U.S. stock futures were mixed Tuesday morning as traders assessed climbing oil prices, a flood of bank earnings, and the imminent arrival of June inflation data. Dow Jones Industrial Average futures fell roughly 0.9%, S&P 500 futures slipped 0.2%, and Nasdaq $NDAQ-100 futures rose 0.4%.
IBM $IBM stock fell 16% before the open after the company reported preliminary second-quarter adjusted earnings of $2.93 per share. That missed analyst expectations of $3.01 per share, according to CNBC.

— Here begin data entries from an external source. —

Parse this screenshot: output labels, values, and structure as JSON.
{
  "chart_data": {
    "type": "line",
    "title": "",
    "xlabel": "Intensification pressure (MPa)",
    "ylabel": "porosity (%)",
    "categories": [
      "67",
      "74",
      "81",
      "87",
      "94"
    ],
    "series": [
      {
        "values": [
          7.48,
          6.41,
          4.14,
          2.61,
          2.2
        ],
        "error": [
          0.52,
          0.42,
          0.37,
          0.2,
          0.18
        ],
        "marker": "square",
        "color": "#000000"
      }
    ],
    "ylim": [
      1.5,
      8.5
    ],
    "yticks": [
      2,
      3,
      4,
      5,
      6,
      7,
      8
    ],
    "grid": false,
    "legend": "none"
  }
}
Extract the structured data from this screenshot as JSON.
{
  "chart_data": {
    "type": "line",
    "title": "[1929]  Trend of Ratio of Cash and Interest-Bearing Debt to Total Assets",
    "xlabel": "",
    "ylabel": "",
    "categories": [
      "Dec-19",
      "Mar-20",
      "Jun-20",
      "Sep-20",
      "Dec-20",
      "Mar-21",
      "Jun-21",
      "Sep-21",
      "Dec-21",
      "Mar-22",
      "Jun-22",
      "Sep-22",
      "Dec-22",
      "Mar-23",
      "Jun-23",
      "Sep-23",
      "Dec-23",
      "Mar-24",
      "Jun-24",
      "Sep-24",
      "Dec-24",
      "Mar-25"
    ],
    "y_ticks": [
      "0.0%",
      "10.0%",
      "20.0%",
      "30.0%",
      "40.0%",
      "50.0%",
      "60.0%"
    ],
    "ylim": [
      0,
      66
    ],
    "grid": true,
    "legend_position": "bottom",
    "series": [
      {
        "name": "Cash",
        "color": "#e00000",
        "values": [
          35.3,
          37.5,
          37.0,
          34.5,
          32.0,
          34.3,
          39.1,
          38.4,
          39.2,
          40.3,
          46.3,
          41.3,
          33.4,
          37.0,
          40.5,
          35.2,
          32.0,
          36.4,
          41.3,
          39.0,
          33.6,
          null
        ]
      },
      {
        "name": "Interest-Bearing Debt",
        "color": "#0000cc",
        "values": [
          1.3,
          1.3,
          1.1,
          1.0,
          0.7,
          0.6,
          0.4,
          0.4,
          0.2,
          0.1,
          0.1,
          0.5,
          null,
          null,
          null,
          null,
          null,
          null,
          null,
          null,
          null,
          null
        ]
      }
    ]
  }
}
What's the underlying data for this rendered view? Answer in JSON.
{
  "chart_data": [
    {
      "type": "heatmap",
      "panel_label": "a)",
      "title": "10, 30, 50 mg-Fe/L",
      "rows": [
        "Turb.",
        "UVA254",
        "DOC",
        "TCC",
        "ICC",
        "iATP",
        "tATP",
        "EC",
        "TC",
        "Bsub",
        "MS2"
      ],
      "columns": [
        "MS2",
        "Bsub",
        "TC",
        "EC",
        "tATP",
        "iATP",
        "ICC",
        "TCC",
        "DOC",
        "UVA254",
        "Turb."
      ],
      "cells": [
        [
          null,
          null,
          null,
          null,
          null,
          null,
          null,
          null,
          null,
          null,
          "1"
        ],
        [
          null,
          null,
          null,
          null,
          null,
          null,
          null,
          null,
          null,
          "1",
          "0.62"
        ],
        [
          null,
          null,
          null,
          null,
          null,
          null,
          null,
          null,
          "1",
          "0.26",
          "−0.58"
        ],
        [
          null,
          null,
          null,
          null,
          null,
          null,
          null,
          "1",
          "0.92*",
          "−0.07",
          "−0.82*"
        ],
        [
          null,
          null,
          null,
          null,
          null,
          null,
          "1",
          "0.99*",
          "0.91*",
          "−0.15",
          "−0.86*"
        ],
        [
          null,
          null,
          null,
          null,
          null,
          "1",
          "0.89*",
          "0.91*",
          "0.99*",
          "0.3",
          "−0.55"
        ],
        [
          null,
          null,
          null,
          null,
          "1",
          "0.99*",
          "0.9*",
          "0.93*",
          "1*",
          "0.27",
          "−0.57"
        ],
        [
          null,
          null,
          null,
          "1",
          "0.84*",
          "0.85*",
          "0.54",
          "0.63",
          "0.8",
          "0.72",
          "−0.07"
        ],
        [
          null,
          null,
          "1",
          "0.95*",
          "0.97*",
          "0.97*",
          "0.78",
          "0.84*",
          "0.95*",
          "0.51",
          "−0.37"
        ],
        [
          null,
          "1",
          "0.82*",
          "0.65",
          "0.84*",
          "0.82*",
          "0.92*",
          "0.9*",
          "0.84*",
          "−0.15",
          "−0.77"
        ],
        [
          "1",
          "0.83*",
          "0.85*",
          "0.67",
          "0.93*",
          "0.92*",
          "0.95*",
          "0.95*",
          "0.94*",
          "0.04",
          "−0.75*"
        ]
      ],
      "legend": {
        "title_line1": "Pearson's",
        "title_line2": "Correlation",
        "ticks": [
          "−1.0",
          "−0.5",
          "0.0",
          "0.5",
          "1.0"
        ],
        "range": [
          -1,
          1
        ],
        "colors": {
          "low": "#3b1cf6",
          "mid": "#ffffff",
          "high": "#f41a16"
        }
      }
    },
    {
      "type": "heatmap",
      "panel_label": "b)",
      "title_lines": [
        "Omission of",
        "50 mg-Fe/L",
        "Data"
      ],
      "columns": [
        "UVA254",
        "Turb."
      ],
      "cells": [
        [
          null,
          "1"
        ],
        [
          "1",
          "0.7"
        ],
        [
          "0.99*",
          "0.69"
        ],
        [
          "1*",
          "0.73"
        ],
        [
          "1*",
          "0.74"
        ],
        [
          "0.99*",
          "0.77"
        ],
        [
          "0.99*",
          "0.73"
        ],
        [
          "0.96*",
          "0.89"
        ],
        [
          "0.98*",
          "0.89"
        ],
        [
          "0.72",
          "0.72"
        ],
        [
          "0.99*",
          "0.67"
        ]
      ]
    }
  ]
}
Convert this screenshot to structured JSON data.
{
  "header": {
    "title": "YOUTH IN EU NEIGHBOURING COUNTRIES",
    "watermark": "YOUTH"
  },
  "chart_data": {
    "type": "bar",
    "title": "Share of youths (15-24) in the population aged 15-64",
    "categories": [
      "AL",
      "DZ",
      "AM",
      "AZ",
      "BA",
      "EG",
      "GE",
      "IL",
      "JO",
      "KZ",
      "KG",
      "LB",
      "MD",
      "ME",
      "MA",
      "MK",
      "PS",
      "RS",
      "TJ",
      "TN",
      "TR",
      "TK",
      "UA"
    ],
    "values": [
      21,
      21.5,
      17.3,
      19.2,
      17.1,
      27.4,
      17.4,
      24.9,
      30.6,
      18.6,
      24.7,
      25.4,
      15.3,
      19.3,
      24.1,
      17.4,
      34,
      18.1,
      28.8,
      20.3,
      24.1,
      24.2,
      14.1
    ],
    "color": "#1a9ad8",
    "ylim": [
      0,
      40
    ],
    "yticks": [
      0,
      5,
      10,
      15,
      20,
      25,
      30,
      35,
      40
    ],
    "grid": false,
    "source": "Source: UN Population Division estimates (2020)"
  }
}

Oil prices extended their climb Tuesday, with U.S. crude topping $80 per barrel, up 3.4% on the day. The move followed a 9%-plus surge in Brent crude on Monday — its biggest single-day gain since 2020 — after President Donald Trump announced he would reinstate a blockade on Iranian shipping through the Strait of Hormuz. "We are reinstating the THE IRANIAN BLOCKADE, so named because it is only stopping Iran's ships or customers from entering or leaving," Trump wrote on Truth Social. The announcement sent stocks lower on Monday.
Major U.S. benchmarks fell in Monday's session on the back of the oil spike. Semiconductor stocks bounced back Tuesday, with the VanEck Semiconductor ETF up 1.8% ahead of the open. Among individual names, Applied Materials $AMAT, Lam Research $LRCX, STMicroelectronics, and Teradyne each gained more than 3%, with Micron $MU adding close to 3%.
Bank earnings also commanded attention. JPMorgan $JPM Chase, Bank of America $BAC, and Wells Fargo $WFC all reported second-quarter results, with the latter two posting profit jumps, according to The Wall Street Journal. Results from Goldman Sachs $GS and Citigroup $C were still pending as of Tuesday morning.
June's consumer price index is due out at 8:30 a.m. ET. Federal Reserve Chair Kevin Warsh is then scheduled to appear before Congress at 10 a.m. ET to deliver his semiannual monetary policy testimony — his first such appearance since taking over as Fed chair. With energy prices pushing higher, stagflation fears have returned to the fore, and futures markets now show roughly even odds that the Fed will raise rates within the next two weeks, according to The Wall Street Journal.
Treasury yields were pressing higher Tuesday, with the 10-year U.S. Treasury yield at 4.618%.